Als ich auf der Hauptversammlung des RWE in der vergangenen Woche den Chef des holländischen Versorgers Essent, Michiel Boersma, in einer der vorderen Reihen lächelnd sitzen sah, dachte ich: "OK, das Ding ist durch." Doch jetzt musste der Energieriese RWE überraschend Rückschläge bei der geplanten Übernahme von Essent einstecken.

Das Regionalparlament der Provinz Nord-Brabant sprach sich am Freitagabend knapp gegen die geplante 9,3-Mrd-Euro-Akquisition aus. Die niederländische Provinz hält 30,8 Prozent an Essent und ist damit der größte Anteilseigner. RWE hatte angekündigt, mindestens 80 Prozent der Essent-Anteile kaufen zu wollen. Ansonsten sei die Übernahme gescheitert. Ein RWE-Sprecher sagte, das Ergebnis der Abstimmung in Brabant werde bedauert. Der Konzern sei aber nach wie vor von seinem Angebot überzeugt.

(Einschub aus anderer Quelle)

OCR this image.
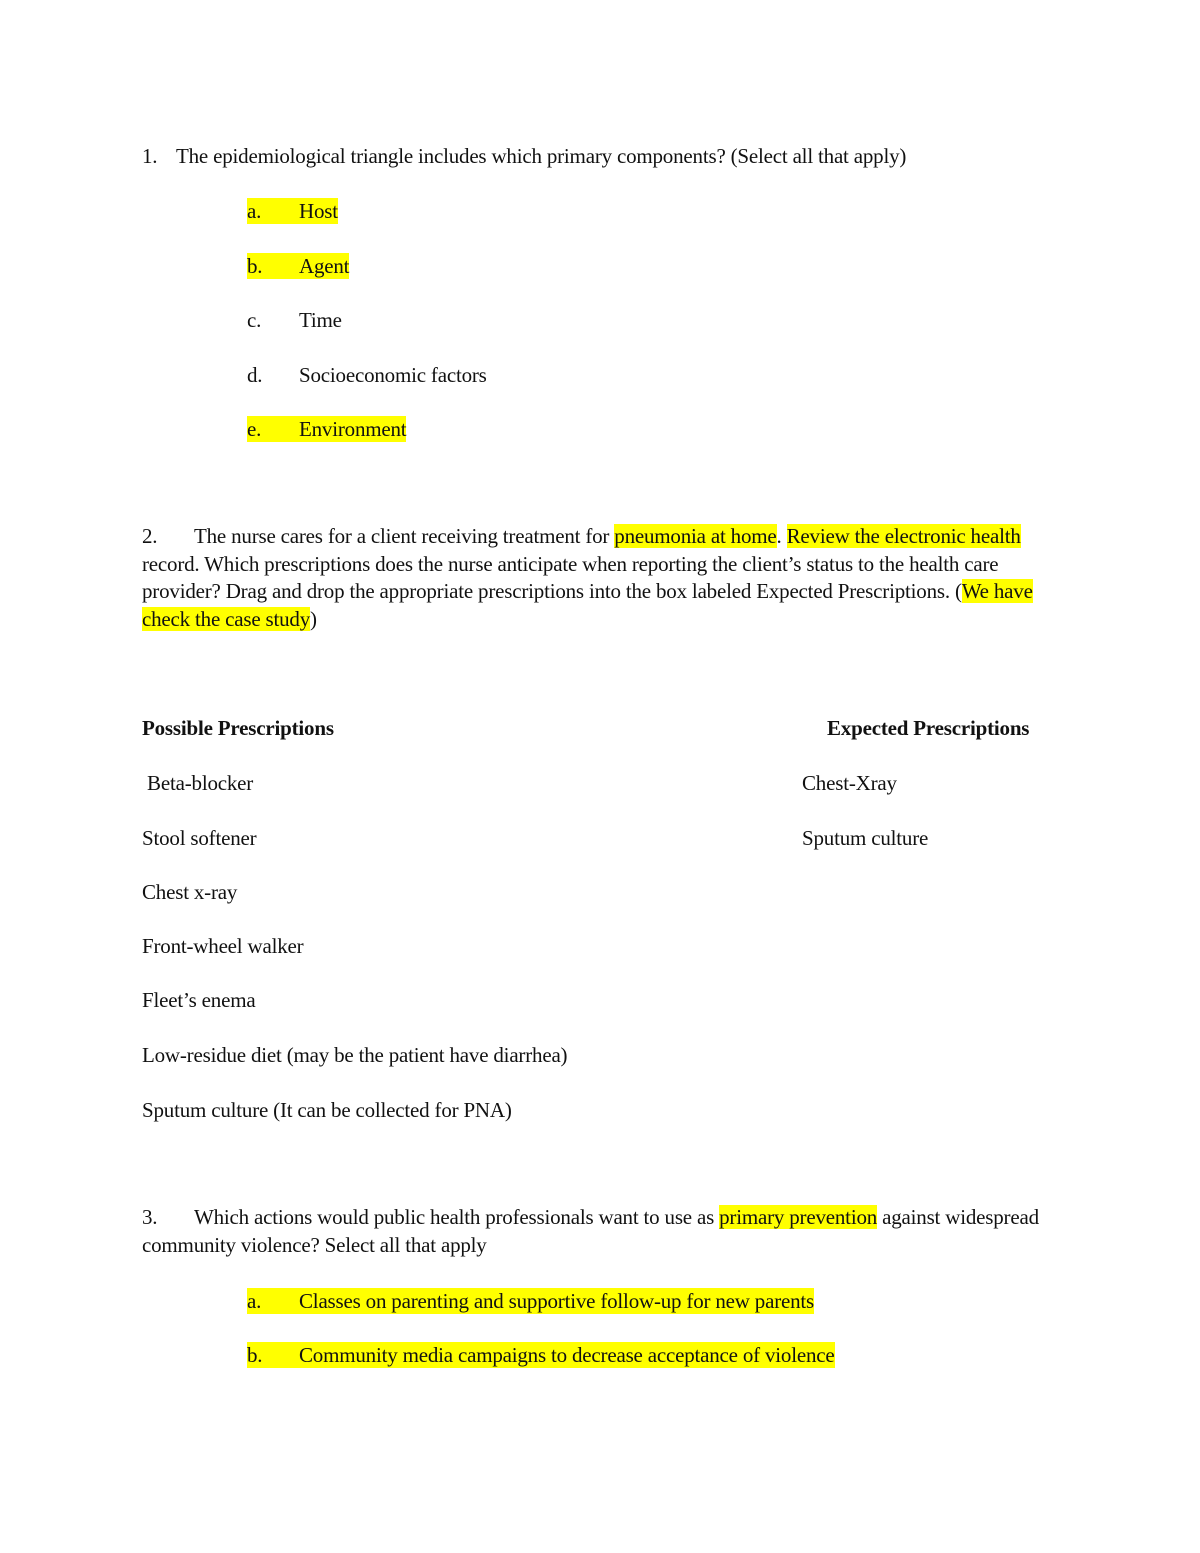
1. The epidemiological triangle includes which primary components? (Select all that apply)
a. Host
b. Agent
c. Time
d. Socioeconomic factors
e. Environment
2. The nurse cares for a client receiving treatment for pneumonia at home. Review the electronic health record. Which prescriptions does the nurse anticipate when reporting the client’s status to the health care provider? Drag and drop the appropriate prescriptions into the box labeled Expected Prescriptions. (We have check the case study)
Possible Prescriptions	Expected Prescriptions
Beta-blocker
Stool softener
Chest x-ray
Front-wheel walker
Fleet’s enema
Low-residue diet (may be the patient have diarrhea)
Sputum culture (It can be collected for PNA)
Chest-Xray
Sputum culture
3. Which actions would public health professionals want to use as primary prevention against widespread community violence? Select all that apply
a. Classes on parenting and supportive follow-up for new parents
b. Community media campaigns to decrease acceptance of violence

Die Abstimmung des Regionalparlamentes in Brabant ist nicht bindend. Die Provinzregierung trifft aus eigener Kraft eine Entscheidung. Bislang hat die Administration den Verkauf an RWE unterstützt. Bei ihrer endgültigen Entscheidung am 12. Mai muss sie jetzt aber das Votum der Volksvertreter berücksichtigen. Darüber hinaus drohen ähnliche Abstimmungsprobleme in der Provinz Overijssel und der Stadt s-Hertogenbosch. Diese Kommunen halten zusammen knapp über 20 Prozent am holländischen Versorger. Auch hier sind die Mehrheiten nicht klar zu Gunsten des RWE. Die entsprechenden Entscheidungen fallen Mitte Mai.

Die Kritik am RWE wird unterstützt von der niederländischen Regierung. Bei der gebürtigen holländischen EU-Wettbewerbskommissarin Neelie Kroes wurde bereits eine offizielle Beschwerde gegen das Geschäft eingereicht. Die niederländische Regierung bemängelt, dass RWE im Gegensatz zu den holländischen Energieunternehmen immer noch Übertragungsnetze besitzt. Dies verzerre den Wettbewerb in den Niederlanden, heißt es, den Verbrauchern würden deshalb höhere Preise drohen.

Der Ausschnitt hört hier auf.